Description The field of data science offers an abundance of intriguing and captivating challenges, ranging from identifying relevant research questions to selecting suitable features, training models, and interpreting results. However, all of these endeavors rely on a well-organized and structured dataset that can be analyzed and modeled. According to industry experts, collecting and preparing data typically constitutes around 75% of any analytical project.

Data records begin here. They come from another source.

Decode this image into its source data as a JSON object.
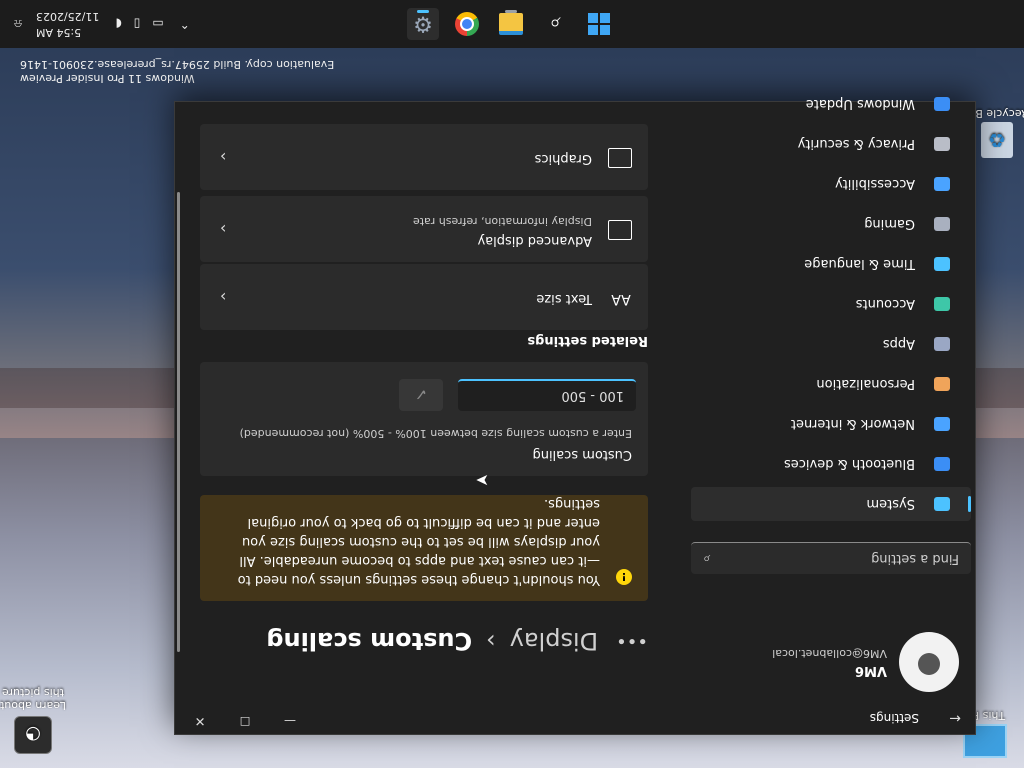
{
  "window": {
    "title": "Settings",
    "minimize": "—",
    "maximize": "☐",
    "close": "✕"
  },
  "user": {
    "name": "VM6",
    "email": "VM6@collabnet.local"
  },
  "search": {
    "placeholder": "Find a setting"
  },
  "nav": [
    {
      "label": "System",
      "icon": "system-icon",
      "color": "#4cc2ff",
      "selected": true
    },
    {
      "label": "Bluetooth & devices",
      "icon": "bluetooth-icon",
      "color": "#3b8ef5"
    },
    {
      "label": "Network & internet",
      "icon": "network-icon",
      "color": "#4aa3ff"
    },
    {
      "label": "Personalization",
      "icon": "brush-icon",
      "color": "#f0a45a"
    },
    {
      "label": "Apps",
      "icon": "apps-icon",
      "color": "#9aa7c4"
    },
    {
      "label": "Accounts",
      "icon": "accounts-icon",
      "color": "#3ec7a8"
    },
    {
      "label": "Time & language",
      "icon": "globe-clock-icon",
      "color": "#4cc2ff"
    },
    {
      "label": "Gaming",
      "icon": "gamepad-icon",
      "color": "#a9b0bf"
    },
    {
      "label": "Accessibility",
      "icon": "accessibility-icon",
      "color": "#4aa3ff"
    },
    {
      "label": "Privacy & security",
      "icon": "shield-icon",
      "color": "#b9bdc7"
    },
    {
      "label": "Windows Update",
      "icon": "update-icon",
      "color": "#3b8ef5"
    }
  ],
  "breadcrumb": {
    "more": "•••",
    "parent": "Display",
    "sep": "›",
    "current": "Custom scaling"
  },
  "warning": {
    "text": "You shouldn't change these settings unless you need to—it can cause text and apps to become unreadable. All your displays will be set to the custom scaling size you enter and it can be difficult to go back to your original settings.",
    "icon": "!"
  },
  "custom_scaling": {
    "title": "Custom scaling",
    "description": "Enter a custom scaling size between 100% - 500% (not recommended)",
    "placeholder": "100 - 500"
  },
  "related": {
    "heading": "Related settings",
    "items": [
      {
        "title": "Text size",
        "sub": "",
        "icon": "text-size-icon",
        "glyph": "AA"
      },
      {
        "title": "Advanced display",
        "sub": "Display information, refresh rate",
        "icon": "monitor-icon",
        "glyph": ""
      },
      {
        "title": "Graphics",
        "sub": "",
        "icon": "graphics-icon",
        "glyph": ""
      }
    ]
  },
  "desktop": {
    "recycle_bin": "Recycle Bin",
    "this_pc": "This PC",
    "learn_picture": "Learn about this picture",
    "watermark_1": "Windows 11 Pro Insider Preview",
    "watermark_2": "Evaluation copy. Build 25947.rs_prerelease.230901-1416"
  },
  "tray": {
    "time": "5:54 AM",
    "date": "11/25/2023"
  },
  "colors": {
    "accent": "#4cc2ff",
    "warning_bg": "#433519",
    "warning_icon": "#ffd60a"
  }
}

Although this course is called “Data Acquisition,” it is important to recognize that obtaining data is merely the first step. After acquiring the data, we must organize it into structured formats and often extract meaningful insights from raw data. For example, we may need to distill a Twitter feed into a single positive or negative sentiment score for a specific user. This course will provide you with the essential skills to collect, structure, consolidate, and extract insights from diverse data sources, preparing you for effective analytical work. Along the way, you will develop expertise in various tools and technologies, including the command line, git, Selenium, Flask and APIs.
Grading Exams 60%, HWs 30%, Labs 10%
To successfully pass the course, a student must achieve a minimum grade of 50% on the exams.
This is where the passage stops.